As shown in Fig. 1A, the cell viability was significantly increased by treatment with up to 2 μM Celastrol in a dose-dependent manner. However, high concentration of Celastrol (10 μM) displayed remarkable suppressive effect on cell growth, which might be due to ensued cytotoxicity.

Great.....

 

[PolishSoldier87]

Upgraded form od Celastrol.
https://www.ncbi.nlm.nih.gov/m/pubmed/22343423/

We found that liposomal celastrol had high encapsulation efficiency (71.67%) and liposomal celastrol had a higher C(max) and area under the curve, longer t(1/2), and better biodistribution than free celastrol. A cytotoxicity assay indicated that free celastrol had lower 50% inhibiting concentration values than the liposomal celastrol; however, treatment of subcutaneous xenografts with 1 mg/kg of liposomal celastrol induced greater antitumor activity than free celastrol at an equimolar concentration.
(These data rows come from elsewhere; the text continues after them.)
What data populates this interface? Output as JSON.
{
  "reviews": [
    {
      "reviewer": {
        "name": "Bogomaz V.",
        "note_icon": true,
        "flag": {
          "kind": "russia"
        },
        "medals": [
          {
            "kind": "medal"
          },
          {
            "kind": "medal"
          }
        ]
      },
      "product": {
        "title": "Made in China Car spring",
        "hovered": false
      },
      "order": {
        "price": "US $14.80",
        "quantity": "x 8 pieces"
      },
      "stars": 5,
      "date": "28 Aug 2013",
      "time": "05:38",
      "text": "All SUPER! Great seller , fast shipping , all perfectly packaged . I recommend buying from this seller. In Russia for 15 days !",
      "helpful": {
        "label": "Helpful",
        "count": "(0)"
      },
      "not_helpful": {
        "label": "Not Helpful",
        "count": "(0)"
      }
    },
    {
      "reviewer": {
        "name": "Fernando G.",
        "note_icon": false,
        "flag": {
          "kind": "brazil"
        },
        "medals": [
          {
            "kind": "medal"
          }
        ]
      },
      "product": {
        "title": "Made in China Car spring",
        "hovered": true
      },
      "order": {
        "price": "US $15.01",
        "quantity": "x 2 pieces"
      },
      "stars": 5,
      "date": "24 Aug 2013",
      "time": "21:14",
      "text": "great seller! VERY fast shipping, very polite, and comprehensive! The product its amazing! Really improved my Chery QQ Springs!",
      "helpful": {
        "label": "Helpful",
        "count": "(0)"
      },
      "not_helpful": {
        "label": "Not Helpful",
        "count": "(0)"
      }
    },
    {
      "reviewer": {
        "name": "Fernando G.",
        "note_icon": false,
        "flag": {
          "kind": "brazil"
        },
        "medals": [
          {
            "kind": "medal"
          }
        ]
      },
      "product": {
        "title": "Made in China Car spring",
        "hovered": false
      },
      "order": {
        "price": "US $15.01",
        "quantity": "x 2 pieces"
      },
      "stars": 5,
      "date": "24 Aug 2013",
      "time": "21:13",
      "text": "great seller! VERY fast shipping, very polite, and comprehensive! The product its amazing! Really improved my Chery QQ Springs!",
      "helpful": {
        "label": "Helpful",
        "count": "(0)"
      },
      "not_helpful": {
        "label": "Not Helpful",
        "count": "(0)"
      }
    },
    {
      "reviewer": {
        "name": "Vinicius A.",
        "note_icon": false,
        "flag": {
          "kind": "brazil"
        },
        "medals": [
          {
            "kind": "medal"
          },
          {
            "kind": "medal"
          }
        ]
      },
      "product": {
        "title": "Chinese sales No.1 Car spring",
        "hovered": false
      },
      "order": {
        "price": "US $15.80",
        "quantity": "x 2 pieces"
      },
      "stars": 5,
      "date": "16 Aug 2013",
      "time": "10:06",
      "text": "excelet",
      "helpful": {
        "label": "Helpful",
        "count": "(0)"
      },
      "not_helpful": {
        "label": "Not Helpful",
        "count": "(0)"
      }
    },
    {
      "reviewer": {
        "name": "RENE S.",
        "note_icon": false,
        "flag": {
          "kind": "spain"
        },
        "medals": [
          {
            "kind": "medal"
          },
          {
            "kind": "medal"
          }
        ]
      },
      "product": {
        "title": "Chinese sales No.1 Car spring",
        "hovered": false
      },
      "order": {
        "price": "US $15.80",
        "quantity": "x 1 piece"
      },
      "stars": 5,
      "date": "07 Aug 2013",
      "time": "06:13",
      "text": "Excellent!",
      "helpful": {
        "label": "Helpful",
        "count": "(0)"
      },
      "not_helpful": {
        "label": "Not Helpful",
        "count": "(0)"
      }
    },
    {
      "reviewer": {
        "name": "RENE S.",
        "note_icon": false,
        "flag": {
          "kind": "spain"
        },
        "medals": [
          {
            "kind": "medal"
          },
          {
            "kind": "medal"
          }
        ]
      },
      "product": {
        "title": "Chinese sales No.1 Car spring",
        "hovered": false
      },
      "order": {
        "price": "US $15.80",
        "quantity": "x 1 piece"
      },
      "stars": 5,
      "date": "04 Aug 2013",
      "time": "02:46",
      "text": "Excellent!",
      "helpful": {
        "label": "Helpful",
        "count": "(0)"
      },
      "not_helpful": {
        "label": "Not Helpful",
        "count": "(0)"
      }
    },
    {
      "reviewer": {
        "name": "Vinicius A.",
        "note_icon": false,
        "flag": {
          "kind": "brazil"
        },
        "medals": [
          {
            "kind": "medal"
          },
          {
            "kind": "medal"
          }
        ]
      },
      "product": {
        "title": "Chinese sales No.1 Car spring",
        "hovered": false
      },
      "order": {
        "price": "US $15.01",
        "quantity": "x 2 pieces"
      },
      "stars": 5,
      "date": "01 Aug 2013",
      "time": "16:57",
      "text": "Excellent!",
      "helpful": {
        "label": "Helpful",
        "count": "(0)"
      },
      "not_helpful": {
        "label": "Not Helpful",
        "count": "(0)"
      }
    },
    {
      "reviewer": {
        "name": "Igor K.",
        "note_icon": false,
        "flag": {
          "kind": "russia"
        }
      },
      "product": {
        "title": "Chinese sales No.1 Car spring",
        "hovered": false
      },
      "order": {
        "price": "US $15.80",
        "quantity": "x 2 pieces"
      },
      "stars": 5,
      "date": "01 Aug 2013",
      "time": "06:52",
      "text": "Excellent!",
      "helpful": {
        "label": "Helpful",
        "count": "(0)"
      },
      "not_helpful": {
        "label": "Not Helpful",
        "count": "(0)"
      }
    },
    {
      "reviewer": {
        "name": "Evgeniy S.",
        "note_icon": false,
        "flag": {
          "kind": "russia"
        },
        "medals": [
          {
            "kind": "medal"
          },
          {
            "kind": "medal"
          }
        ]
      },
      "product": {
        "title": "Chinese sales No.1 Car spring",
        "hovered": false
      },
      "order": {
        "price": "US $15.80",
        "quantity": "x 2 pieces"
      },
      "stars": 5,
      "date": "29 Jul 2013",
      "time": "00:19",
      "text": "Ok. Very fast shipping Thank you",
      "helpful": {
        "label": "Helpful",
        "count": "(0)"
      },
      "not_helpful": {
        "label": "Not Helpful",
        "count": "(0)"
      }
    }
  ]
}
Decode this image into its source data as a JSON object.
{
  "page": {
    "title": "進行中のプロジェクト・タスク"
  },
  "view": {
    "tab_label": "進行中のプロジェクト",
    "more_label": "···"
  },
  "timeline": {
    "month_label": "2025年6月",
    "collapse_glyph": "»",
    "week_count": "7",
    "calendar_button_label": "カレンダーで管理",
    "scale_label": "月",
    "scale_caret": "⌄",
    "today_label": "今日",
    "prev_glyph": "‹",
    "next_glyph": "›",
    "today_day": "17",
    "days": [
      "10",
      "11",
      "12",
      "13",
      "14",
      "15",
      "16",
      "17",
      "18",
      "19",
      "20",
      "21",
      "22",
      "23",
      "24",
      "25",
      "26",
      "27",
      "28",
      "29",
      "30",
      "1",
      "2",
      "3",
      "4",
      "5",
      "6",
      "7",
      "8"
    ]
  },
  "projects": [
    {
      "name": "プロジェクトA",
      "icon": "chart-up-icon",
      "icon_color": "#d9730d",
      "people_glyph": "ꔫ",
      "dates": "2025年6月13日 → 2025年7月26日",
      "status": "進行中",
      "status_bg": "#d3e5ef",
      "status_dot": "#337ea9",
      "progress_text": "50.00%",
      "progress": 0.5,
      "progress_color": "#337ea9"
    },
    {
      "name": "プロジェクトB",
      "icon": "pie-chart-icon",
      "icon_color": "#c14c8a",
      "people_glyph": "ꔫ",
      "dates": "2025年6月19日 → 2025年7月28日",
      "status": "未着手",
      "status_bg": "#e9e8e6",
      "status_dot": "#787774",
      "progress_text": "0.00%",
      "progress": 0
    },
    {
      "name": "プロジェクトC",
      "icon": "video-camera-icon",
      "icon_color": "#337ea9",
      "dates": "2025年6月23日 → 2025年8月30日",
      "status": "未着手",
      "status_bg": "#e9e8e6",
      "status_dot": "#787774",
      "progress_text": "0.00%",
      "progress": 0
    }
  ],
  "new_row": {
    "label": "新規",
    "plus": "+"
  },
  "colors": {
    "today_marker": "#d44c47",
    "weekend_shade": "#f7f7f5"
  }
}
In addition, a 4 mg/kg dose of liposomal celastrol had fewer severe side effects than free celastrol at the same dose. In this study, we found that the use of liposomes as a carrier of celastrol increased the bioavailability and reduced the side effects of the compound.

So 5mg/kg is safe or not?

 

[JohnAdams]

Upgraded form od Celastrol.
https://www.ncbi.nlm.nih.gov/m/pubmed/22343423/

We found that liposomal celastrol had high encapsulation efficiency (71.67%) and liposomal celastrol had a higher C(max) and area under the curve, longer t(1/2), and better biodistribution than free celastrol. A cytotoxicity assay indicated that free celastrol had lower 50% inhibiting concentration values than the liposomal celastrol; however, treatment of subcutaneous xenografts with 1 mg/kg of liposomal celastrol induced greater antitumor activity than free celastrol at an equimolar concentration. In addition, a 4 mg/kg dose of liposomal celastrol had fewer severe side effects than free celastrol at the same dose. In this study, we found that the use of liposomes as a carrier of celastrol increased the bioavailability and reduced the side effects of the compound.

So 5mg/kg is safe or not?

From what I read it is. But how could I know for sure.

 

[PolishSoldier87]

https://www.sciencedaily.com/releases/2008/08/080830005613.htm
"Brigande and his colleagues were able to produce hair cells by transferring a key gene, called Atoh1, into the developing inner ears of mice. The gene was inserted along with green florescent protein (GFP) which is the molecule that makes a species of jellyfish glow. GFP is often used in research as a "marker" that a scientist can use to determine, in this case, the exact location of the Atoh1 expression. Remarkably, the gene transfer technique resulted in Atoh1 expression in the organ of Corti, where the sensory hair cells form.
Using this method, the researchers were able to trace how the inserted genetic material successfully led to hair cell production resulting in the appearance of more hair cells than are typically located in the ears of early postnatal mice."​

Does it mean that inducing production od Atoh1 will always cause its expression in cochlea?